Common Log Hygiene Issues #
| Problem | Real-World Consequence |
|---|---|
| Log Injection (CRLF, special chars) | Attacker spoofs entries or breaks parsers |
| Sensitive Data in Logs | PII/credentials exposed in plaintext |
| Inconsistent Logging Across Services | Gaps in incident timelines |
| No User Attribution | Hard to trace attacker movement |
| Logs Not Centralized | Forensic blind spots |
| Over-Reliance on 200/500 | Attackers get in via 200s too! |
Tools That Can Help—If Used Right #
Elastic Security (ELK Stack)
- Filebeat + Logstash pipelines sanitize, parse, and enrich logs
- Use runtime fields to decode payloads on the fly
- Combine with Elastic SIEM rules for threshold and anomaly detection
Grafana Loki
- Fast, scalable log aggregation using labels (app, method, status)
- Integrates with Prometheus for correlated metrics
- Great for streaming real-time queries for suspicious activity
🔐 Tip: Both tools support immutability and centralization—vital for preventing tampering.
Logging Security Checklist #
| Category | Best Practices |
|---|---|
| What to Log | Auth attempts, headers, session IDs, API inputs (sanitized), payload size |
| Log Hygiene | Sanitize logs for CRLF, control characters, and injection |
| Attribution | Always log user_id, session_id, IP, user-agent |
| Normalization | Use structured logging (JSON preferred) |
| Redaction | Mask PII, secrets, tokens |
| Retention | Encrypt logs at rest, set retention per regulation (GDPR, HIPAA) |
| Alerts | Set up alerts for abnormal behavior (excessive 200s, large payloads, unexpected) |
Best Practices to Keep Logs Honest #
- Sanitize Inputs: Escape line breaks, control characters, and any untrusted input before logging.
- Centralize Logging: Don’t log only to local disk.
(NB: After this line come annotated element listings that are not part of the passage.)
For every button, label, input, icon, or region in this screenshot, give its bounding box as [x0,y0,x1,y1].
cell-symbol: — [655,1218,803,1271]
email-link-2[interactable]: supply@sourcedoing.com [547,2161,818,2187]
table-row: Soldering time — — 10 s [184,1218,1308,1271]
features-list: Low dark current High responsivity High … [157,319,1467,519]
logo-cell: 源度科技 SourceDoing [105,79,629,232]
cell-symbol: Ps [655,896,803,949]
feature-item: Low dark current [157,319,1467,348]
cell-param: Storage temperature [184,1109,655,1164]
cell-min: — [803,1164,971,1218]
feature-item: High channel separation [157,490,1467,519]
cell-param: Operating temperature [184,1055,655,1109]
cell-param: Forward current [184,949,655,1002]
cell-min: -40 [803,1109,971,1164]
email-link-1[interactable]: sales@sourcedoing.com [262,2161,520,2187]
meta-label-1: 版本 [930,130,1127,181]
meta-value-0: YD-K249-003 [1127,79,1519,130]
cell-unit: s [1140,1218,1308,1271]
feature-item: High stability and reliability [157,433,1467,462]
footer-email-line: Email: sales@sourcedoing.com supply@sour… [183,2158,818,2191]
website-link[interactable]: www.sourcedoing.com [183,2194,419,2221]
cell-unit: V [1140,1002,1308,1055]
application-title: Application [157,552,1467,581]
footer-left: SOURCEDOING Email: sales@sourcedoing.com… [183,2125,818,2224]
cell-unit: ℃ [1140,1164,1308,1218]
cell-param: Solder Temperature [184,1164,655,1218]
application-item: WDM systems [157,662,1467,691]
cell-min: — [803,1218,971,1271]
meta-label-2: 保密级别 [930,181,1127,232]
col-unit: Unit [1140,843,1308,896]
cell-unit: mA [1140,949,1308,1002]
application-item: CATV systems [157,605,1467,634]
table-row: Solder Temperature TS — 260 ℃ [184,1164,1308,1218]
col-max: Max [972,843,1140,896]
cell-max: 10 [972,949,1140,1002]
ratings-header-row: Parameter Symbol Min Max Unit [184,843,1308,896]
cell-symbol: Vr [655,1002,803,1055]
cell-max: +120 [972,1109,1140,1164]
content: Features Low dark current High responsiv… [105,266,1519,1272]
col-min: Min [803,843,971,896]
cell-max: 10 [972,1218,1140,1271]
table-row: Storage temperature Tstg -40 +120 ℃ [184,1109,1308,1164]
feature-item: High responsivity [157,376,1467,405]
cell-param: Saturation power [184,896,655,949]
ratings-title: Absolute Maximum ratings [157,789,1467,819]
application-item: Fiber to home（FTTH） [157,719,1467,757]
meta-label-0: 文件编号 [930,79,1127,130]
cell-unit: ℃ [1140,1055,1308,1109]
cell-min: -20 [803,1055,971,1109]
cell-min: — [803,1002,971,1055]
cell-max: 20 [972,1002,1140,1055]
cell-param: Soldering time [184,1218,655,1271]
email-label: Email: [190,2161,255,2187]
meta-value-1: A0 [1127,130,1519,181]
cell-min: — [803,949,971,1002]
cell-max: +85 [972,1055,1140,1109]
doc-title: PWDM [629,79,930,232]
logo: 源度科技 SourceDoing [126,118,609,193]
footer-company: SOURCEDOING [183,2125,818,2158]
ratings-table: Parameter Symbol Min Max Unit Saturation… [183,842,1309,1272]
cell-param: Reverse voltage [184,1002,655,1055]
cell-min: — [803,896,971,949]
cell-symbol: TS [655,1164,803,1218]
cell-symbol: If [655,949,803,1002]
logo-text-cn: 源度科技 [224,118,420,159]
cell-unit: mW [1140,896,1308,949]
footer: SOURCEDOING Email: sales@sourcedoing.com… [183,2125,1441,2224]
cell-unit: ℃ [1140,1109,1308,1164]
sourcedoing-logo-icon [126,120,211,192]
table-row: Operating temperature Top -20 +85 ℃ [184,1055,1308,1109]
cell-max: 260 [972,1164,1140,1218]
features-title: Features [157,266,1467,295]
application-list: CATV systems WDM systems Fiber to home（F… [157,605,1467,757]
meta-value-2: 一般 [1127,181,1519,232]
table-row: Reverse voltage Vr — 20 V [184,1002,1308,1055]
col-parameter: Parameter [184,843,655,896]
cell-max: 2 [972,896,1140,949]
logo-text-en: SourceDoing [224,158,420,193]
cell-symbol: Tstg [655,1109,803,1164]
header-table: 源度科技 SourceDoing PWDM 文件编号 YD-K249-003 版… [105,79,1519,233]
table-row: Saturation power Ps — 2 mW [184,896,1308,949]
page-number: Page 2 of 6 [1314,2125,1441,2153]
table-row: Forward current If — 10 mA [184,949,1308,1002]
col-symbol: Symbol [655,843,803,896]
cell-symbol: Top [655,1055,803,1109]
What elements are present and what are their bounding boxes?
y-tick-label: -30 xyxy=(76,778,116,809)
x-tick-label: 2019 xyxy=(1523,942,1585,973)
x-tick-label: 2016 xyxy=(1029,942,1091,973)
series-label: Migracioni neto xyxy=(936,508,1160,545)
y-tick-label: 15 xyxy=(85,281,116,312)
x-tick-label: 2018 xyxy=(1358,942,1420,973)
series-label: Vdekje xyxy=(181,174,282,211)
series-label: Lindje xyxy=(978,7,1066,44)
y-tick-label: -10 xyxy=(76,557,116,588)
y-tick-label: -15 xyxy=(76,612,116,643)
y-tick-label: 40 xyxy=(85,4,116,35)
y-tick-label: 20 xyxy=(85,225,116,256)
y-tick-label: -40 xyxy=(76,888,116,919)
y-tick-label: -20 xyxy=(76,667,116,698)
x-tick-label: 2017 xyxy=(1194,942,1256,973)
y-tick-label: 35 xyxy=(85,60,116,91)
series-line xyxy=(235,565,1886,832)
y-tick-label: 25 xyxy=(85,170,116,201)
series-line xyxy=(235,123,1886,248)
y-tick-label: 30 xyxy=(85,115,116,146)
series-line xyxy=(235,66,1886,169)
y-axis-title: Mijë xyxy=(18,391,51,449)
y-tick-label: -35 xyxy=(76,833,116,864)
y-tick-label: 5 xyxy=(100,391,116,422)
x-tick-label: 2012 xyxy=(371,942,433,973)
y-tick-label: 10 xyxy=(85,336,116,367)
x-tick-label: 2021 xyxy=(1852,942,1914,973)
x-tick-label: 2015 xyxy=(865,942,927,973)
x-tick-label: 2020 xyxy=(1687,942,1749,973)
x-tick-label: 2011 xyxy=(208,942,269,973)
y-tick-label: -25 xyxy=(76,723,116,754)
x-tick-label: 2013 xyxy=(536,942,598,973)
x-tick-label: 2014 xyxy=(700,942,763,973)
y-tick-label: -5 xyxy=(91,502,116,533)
Use agents like Filebeat, FluentBit, or Promtail to forward logs.
- Use Structured Logging: Stick to JSON logs and avoid free-form strings. This prevents parsing issues and supports analytics.
- Protect the Log Pipeline: Use IAM or token-based authentication for all log-forwarding agents.
- Implement Trace Correlation IDs: Every API request should have a trace ID logged across services.
- Detect Absence of Logs: Silence can be an attack signal. Alert if a critical service hasn’t logged activity in a while.
💡 Pro Tip: Don’t Just Log. Trace. Modern systems use distributed tracing (e.g., OpenTelemetry). By tracing requests end-to-end, you catch behaviors that logs alone can’t reveal:
- Add trace IDs to every log
- Correlate user sessions across services
- Detect latency anomalies, unauthorized access, or lateral movement
Final Thoughts #
Attackers love your logs—because they know what isn’t in them.
Good logging is not just about visibility; it’s about accountability and auditability. An API attack that doesn’t get logged is not just a security risk—it’s a compliance and trust nightmare.
Start treating logs as attack surfaces—because in many organizations, that’s exactly what they are.